We are also interested in the ways in which Twitter can set the public or policy agenda, or where users follow the lead of elites. One of the ways we have focused on this question is to use descriptive information that users provide in their Twitter account profiles to categorize users into groups such as politicians, the business community, journalists, and others, and then to observe the topics of discussion in tweets among these communities, either by first identifying terms of interest, or second by using automated approaches to understand topics as they emerge organically. In our final figure – available online in a dynamic form for further exploration – we do not distinguish among such categories of users, but we do show interactions among pre-selected topics. Here we chose differing issues or policies that were prominent during the election (reflected in gray), as well as including references to party leaders and parties in their respective colors. Topics are represented on the wheel, with the size of the bands indicative of the number of tweets including the term. The size of the bands across topics are also indicative of the number of tweets, with the color selected of no real consequence (e.g. tweets including “Labour” and “Conservative” are here in red, although blue would have been equally suitable.)

Caption: Topic Interaction Among UK Election Related Tweets, April 3-30, 2015. (Data: TerrierTeam/University of Glasgow Twitter analysis; Figure: Richard McCreadie/The Monkey Cage)
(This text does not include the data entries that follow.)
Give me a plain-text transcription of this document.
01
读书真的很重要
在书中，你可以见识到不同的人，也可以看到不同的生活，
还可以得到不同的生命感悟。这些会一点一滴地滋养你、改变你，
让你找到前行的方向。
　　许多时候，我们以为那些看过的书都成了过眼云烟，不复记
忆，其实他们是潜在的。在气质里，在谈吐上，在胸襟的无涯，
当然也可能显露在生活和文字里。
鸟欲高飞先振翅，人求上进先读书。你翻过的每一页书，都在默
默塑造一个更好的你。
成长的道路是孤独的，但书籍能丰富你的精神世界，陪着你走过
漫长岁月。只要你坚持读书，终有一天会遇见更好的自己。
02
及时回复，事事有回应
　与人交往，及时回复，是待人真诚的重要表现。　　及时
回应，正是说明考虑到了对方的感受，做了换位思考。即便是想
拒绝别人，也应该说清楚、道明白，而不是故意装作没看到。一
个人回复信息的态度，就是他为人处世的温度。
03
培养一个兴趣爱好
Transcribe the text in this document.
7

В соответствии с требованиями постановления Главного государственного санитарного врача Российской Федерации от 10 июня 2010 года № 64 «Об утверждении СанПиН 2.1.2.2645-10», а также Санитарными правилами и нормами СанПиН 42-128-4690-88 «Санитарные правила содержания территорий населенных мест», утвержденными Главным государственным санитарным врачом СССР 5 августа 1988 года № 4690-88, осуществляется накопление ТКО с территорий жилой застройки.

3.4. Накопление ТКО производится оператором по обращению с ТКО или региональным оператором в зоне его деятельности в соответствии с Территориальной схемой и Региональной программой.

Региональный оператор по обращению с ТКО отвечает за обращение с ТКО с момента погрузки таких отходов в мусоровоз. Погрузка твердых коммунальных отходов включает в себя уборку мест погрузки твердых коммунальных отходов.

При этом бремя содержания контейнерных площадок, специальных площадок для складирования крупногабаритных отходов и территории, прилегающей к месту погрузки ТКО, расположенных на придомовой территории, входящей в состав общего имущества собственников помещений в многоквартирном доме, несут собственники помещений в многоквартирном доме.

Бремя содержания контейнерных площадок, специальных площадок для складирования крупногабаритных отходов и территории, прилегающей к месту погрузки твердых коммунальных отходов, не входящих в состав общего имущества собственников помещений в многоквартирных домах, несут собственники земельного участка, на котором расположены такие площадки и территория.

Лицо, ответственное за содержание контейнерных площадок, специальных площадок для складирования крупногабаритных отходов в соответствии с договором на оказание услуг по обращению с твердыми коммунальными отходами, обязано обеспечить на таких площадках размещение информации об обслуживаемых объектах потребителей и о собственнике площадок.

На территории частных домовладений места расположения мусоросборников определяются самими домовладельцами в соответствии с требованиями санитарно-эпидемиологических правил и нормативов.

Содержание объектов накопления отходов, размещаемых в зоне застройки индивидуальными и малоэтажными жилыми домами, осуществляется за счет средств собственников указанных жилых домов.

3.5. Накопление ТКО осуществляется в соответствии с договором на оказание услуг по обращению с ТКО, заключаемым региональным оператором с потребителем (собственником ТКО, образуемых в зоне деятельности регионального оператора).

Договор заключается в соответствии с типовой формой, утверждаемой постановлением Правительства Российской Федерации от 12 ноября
Caption: Topic Interaction Among UK Election Related Tweets, April 3-30, 2015. (Data: TerrierTeam/University of Glasgow Twitter analysis; Figure: Richard McCreadie/)


Several interesting findings emerge. Tweets related to the parties and leaders dominate the conversation. Even important issues such as the economy or the future of the NHS (the national health-care system) are not nearly as prominent. Despite much rhetoric surrounding immigration and relations with Europe, the number of Tweets is relatively small compared with Labour, SNP, or Tories/Conservatives.